The genetic underpinnings of treatment resistance in non-small cell lung cancer (NSCLC) are more complex and more active than researchers previously thought, according to findings presented at the 2017 Multidisciplinary Thoracic Cancers Symposium in San Francisco.
A research team analyzed 355 biopsied tumors from 221 patients who acquired resistance to EGFR inhibitors, the most common form of targeted therapy for NSCLC. Mutations frequently varied between biopsies, with nearly 1 in 5 patients (19%) harboring more than one type of genetic resistance to treatment simultaneously, the researchers found.
While patients who acquire resistance to EGFR-targeted therapy may be designated as positive or negative for specific secondary mutations following a tumor biopsy, those patients are not routinely biopsied again.

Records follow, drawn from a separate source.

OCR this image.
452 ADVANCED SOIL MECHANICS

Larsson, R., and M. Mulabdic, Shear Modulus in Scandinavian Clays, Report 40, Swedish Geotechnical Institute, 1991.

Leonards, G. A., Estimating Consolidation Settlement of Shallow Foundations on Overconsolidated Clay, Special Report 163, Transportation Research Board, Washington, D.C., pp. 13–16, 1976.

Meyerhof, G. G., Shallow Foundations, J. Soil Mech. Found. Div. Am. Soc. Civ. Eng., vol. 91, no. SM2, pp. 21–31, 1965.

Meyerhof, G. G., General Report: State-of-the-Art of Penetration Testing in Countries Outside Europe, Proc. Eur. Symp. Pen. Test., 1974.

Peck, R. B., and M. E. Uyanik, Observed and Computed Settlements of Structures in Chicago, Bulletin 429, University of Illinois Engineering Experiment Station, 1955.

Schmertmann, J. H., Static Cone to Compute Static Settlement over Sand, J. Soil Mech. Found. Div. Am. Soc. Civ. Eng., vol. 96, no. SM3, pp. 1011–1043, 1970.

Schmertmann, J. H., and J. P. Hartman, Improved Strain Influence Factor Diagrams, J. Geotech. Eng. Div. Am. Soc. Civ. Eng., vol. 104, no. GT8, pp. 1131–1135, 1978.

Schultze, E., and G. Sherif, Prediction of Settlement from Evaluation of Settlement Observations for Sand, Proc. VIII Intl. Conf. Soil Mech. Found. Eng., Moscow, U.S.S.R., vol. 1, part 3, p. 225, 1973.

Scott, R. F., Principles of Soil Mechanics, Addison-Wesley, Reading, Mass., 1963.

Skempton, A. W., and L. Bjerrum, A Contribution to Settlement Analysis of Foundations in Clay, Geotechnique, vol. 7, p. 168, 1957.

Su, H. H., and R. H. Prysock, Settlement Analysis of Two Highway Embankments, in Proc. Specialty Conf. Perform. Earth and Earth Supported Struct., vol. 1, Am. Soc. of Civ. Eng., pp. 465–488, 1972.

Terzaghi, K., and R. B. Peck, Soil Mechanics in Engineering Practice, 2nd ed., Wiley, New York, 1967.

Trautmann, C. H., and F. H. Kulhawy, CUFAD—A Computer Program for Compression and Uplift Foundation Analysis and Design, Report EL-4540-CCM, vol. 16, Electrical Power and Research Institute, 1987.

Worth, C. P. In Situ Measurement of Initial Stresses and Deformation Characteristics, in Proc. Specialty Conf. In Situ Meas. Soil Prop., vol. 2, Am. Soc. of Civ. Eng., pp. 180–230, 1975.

As a result, the initial prognosis often guides subsequent courses of targeted therapy—even as recent studies suggest that a permanent designation based on a single biopsy may be insufficient, as resistance in EGFR-mutant NSCLC can vary.
“In the past, resistance mechanisms were usually thought of as static. Our study demonstrates, conversely, that a binary designation of resistance may oversimplify cancer's true biology,” Zofia Piotrowska, M.D., lead author of the study and a thoracic oncologist at the Massachusetts General Hospital Cancer Center, said in a statement.
“These genetic mutations can fluctuate over time, and some patients can harbor more than one mutation,” Dr. Piotrowska added.
She and colleagues published an abstract, “Heterogeneity and variation in resistance mechanisms among 223 EGFR-mutant NSCLC patients with > 1 post-resistance biopsy,” which was presented during the Symposium’s plenary session.
Researchers examined tumor samples for various genetic causes of EGFR resistance, including the most common secondary mutation, T790M. The T790M mutation was found in 61% of patients, while the proportions of other mutations were as expected: 18% of patients had EGFR amplification, 2% acquired PIK3CA mutations, 5% had amplification of the MET gene, 3% transformed non-small cell to small cell disease and 1% acquired BRAF mutations. The overall distribution of resistance mechanisms was consistent with previous research.
During post-resistance treatment, 83 patients (37%) underwent two biopsies. For about half of these patients (49%), resistance mechanisms varied between biopsies, including both gain and loss of the T790M mutation (20% and 11% of two-biopsy patients, respectively). Three of the 17 patients who lost T790M showed a new resistance mechanism on the second biopsy.
All patients were seen at a single institution between April 2008 and May 2016. The median patient age was 59 years (range 28–88), and more than two-thirds (69%) of patients were female.
“We hope that these findings will prompt clinicians to consider re-biopsy when selecting a new therapy,” Dr. Piotrowska said, adding that liquid biopsies may provide another method to more easily characterize resistance over time.